Manoah was Samson’s father, but for many years, Samson’s mother was childless due barrenness (Judges 13:2). After much prayer, God restored her fertility for the express purpose that she should bear a son who would free the Israelites from Philistine bondage (Judges 1, 5). Manoah and his wife (who is not named) had some specific instructions from God. Not only were they commanded to raise the child as a Nazarite, (Judges 5, 7), the mother was also instructed on what food and drink to avoid during her pregnancy (no alcoholic beverages or unclean foods) (Judges 4, 7, 14). But there was yet one more requirement to become a Nazarite: any man under a Nazarite vow was to never cut any hair on their head.
God blessed Samson as he matured and took his vow seriously, leaving his hair uncut (Judges 13:24 - 25). When he grew to manhood he used his great physical strength to literally wage a one-man war against the brutality of the Philistines. He also served twenty years as one of Israel’s ruling Judges.
But then the temptations of the world began drawing him away from God; and the Philistines, who were humiliated and angered that they were unable to destroy Samson because of his strength, devised a plan using the services of a seductive harlot named Delilah.
All the Philistine leaders agreed to pay her a generous amount of riches to find Samson’s secret as to how they could take him down (Judges 16:5). Delilah used Samson’s weakness for women to discover his secret — and ultimately she learned that the cutting of his hair would cause him to be as any ordinary man.
So was Samson’s strength in the hair itself? NO! Samson’s strength was a part of his vow as a Nazarite and it was the breaking of his vow to God that rendered him physically powerless.
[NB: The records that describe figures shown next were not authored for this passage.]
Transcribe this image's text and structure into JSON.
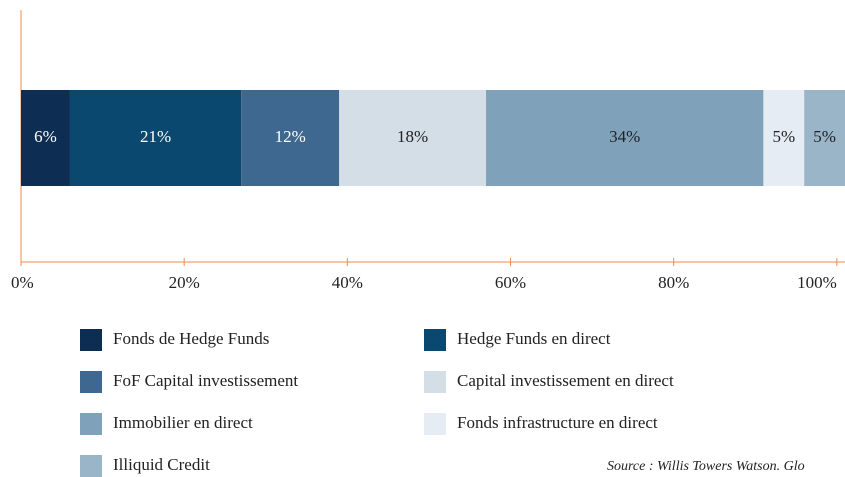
{
  "chart_data": {
    "type": "stacked_bar_horizontal",
    "series": [
      {
        "name": "Fonds de Hedge Funds",
        "color": "#0d2d52",
        "values": [
          6
        ],
        "value_labels": [
          "6%"
        ]
      },
      {
        "name": "Hedge Funds en direct",
        "color": "#0b4870",
        "values": [
          21
        ],
        "value_labels": [
          "21%"
        ]
      },
      {
        "name": "FoF Capital investissement",
        "color": "#3e6890",
        "values": [
          12
        ],
        "value_labels": [
          "12%"
        ]
      },
      {
        "name": "Capital investissement en direct",
        "color": "#d3dee7",
        "values": [
          18
        ],
        "value_labels": [
          "18%"
        ]
      },
      {
        "name": "Immobilier en direct",
        "color": "#7fa2ba",
        "values": [
          34
        ],
        "value_labels": [
          "34%"
        ]
      },
      {
        "name": "Fonds infrastructure en direct",
        "color": "#e6ecf3",
        "values": [
          5
        ],
        "value_labels": [
          "5%"
        ]
      },
      {
        "name": "Illiquid Credit",
        "color": "#9ab4c8",
        "values": [
          5
        ],
        "value_labels": [
          "5%"
        ]
      }
    ],
    "xlim": [
      0,
      101
    ],
    "xticks": [
      {
        "value": 0,
        "label": "0%"
      },
      {
        "value": 20,
        "label": "20%"
      },
      {
        "value": 40,
        "label": "40%"
      },
      {
        "value": 60,
        "label": "60%"
      },
      {
        "value": 80,
        "label": "80%"
      },
      {
        "value": 100,
        "label": "100%"
      }
    ],
    "axis_color": "#f08a50",
    "source": "Source : Willis Towers Watson. Glo"
  }
}
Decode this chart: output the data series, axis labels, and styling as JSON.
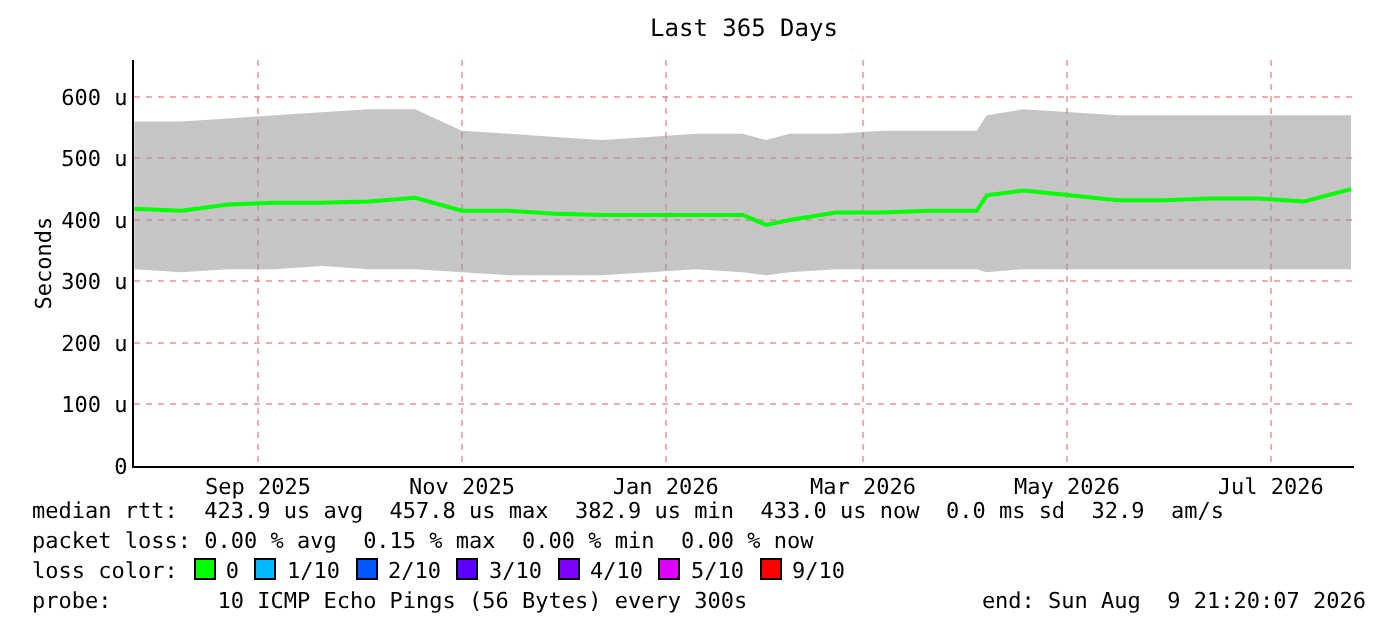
{
  "chart_data": {
    "type": "line",
    "title": "Last 365 Days",
    "ylabel": "Seconds",
    "x": [
      "2025-08-10",
      "2025-08-24",
      "2025-09-07",
      "2025-09-21",
      "2025-10-05",
      "2025-10-19",
      "2025-11-02",
      "2025-11-16",
      "2025-11-30",
      "2025-12-14",
      "2025-12-28",
      "2026-01-11",
      "2026-01-25",
      "2026-02-08",
      "2026-02-15",
      "2026-02-22",
      "2026-03-08",
      "2026-03-22",
      "2026-04-05",
      "2026-04-19",
      "2026-04-22",
      "2026-05-03",
      "2026-05-17",
      "2026-05-31",
      "2026-06-14",
      "2026-06-28",
      "2026-07-12",
      "2026-07-26",
      "2026-08-09"
    ],
    "series": [
      {
        "color": "#00ff00",
        "values": [
          418,
          415,
          425,
          428,
          428,
          430,
          436,
          415,
          415,
          410,
          408,
          408,
          408,
          408,
          392,
          400,
          412,
          412,
          415,
          415,
          440,
          448,
          440,
          432,
          432,
          435,
          435,
          430,
          450
        ],
        "lower": [
          320,
          315,
          320,
          320,
          325,
          320,
          320,
          315,
          310,
          310,
          310,
          315,
          320,
          315,
          310,
          315,
          320,
          320,
          320,
          320,
          315,
          320,
          320,
          320,
          320,
          320,
          320,
          320,
          320
        ],
        "upper": [
          560,
          560,
          565,
          570,
          575,
          580,
          580,
          545,
          540,
          535,
          530,
          535,
          540,
          540,
          530,
          540,
          540,
          545,
          545,
          545,
          570,
          580,
          575,
          570,
          570,
          570,
          570,
          570,
          570
        ]
      }
    ],
    "ylim": [
      0,
      660
    ],
    "yticks": [
      {
        "value": 0,
        "label": "0"
      },
      {
        "value": 100,
        "label": "100 u"
      },
      {
        "value": 200,
        "label": "200 u"
      },
      {
        "value": 300,
        "label": "300 u"
      },
      {
        "value": 400,
        "label": "400 u"
      },
      {
        "value": 500,
        "label": "500 u"
      },
      {
        "value": 600,
        "label": "600 u"
      }
    ],
    "xlim": [
      "2025-08-09T21:20",
      "2026-08-09T21:20"
    ],
    "xticks": [
      {
        "value": "2025-09-16",
        "label": "Sep 2025"
      },
      {
        "value": "2025-11-16",
        "label": "Nov 2025"
      },
      {
        "value": "2026-01-16",
        "label": "Jan 2026"
      },
      {
        "value": "2026-03-16",
        "label": "Mar 2026"
      },
      {
        "value": "2026-05-16",
        "label": "May 2026"
      },
      {
        "value": "2026-07-16",
        "label": "Jul 2026"
      }
    ],
    "grid": true,
    "marker": "none",
    "line_style": "solid",
    "annotations": [
      "median rtt:  423.9 us avg  457.8 us max  382.9 us min  433.0 us now  0.0 ms sd  32.9  am/s",
      "packet loss: 0.00 % avg  0.15 % max  0.00 % min  0.00 % now",
      "loss color:",
      "0",
      "1/10",
      "2/10",
      "3/10",
      "4/10",
      "5/10",
      "9/10",
      "probe:        10 ICMP Echo Pings (56 Bytes) every 300s",
      "end: Sun Aug  9 21:20:07 2026"
    ]
  }
}
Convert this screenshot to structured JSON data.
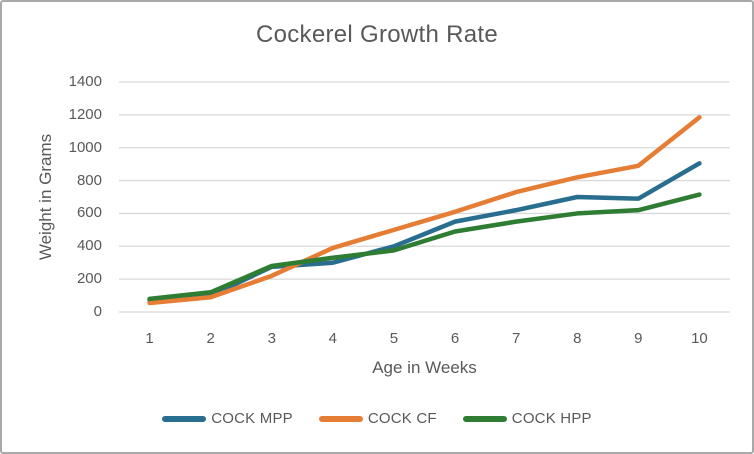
{
  "chart_data": {
    "type": "line",
    "title": "Cockerel Growth Rate",
    "xlabel": "Age in Weeks",
    "ylabel": "Weight in Grams",
    "x": [
      1,
      2,
      3,
      4,
      5,
      6,
      7,
      8,
      9,
      10
    ],
    "series": [
      {
        "name": "COCK MPP",
        "color": "#2A6E8F",
        "values": [
          70,
          100,
          275,
          300,
          400,
          550,
          620,
          700,
          690,
          905
        ]
      },
      {
        "name": "COCK CF",
        "color": "#E57D35",
        "values": [
          55,
          90,
          220,
          390,
          500,
          610,
          730,
          820,
          890,
          1185
        ]
      },
      {
        "name": "COCK HPP",
        "color": "#2E7D33",
        "values": [
          80,
          120,
          280,
          330,
          375,
          490,
          550,
          600,
          620,
          715
        ]
      }
    ],
    "ylim": [
      0,
      1400
    ],
    "yticks": [
      0,
      200,
      400,
      600,
      800,
      1000,
      1200,
      1400
    ],
    "grid": "horizontal-only",
    "legend_position": "bottom",
    "markers": "none"
  },
  "colors": {
    "text": "#595959",
    "grid": "#D9D9D9",
    "border": "#A9A9A9",
    "background": "#FFFFFF"
  }
}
Delilah ultimately cut Samson’s hair and the Philistines captured him and blinded him.
But after a time Samson repented and when his hair grew back and his great strength returned, he had his revenge against the Philistines by bringing their temple crashing down on them, ultimately losing his own life in the process.
The breaking of any vow can lead to disatrous results and today one of the most obvious broken vows is the breaking of the marriage vow — destroying families and lives. I’m sure if Samson could do so he would warn us of the danger of taking our vows too lightly.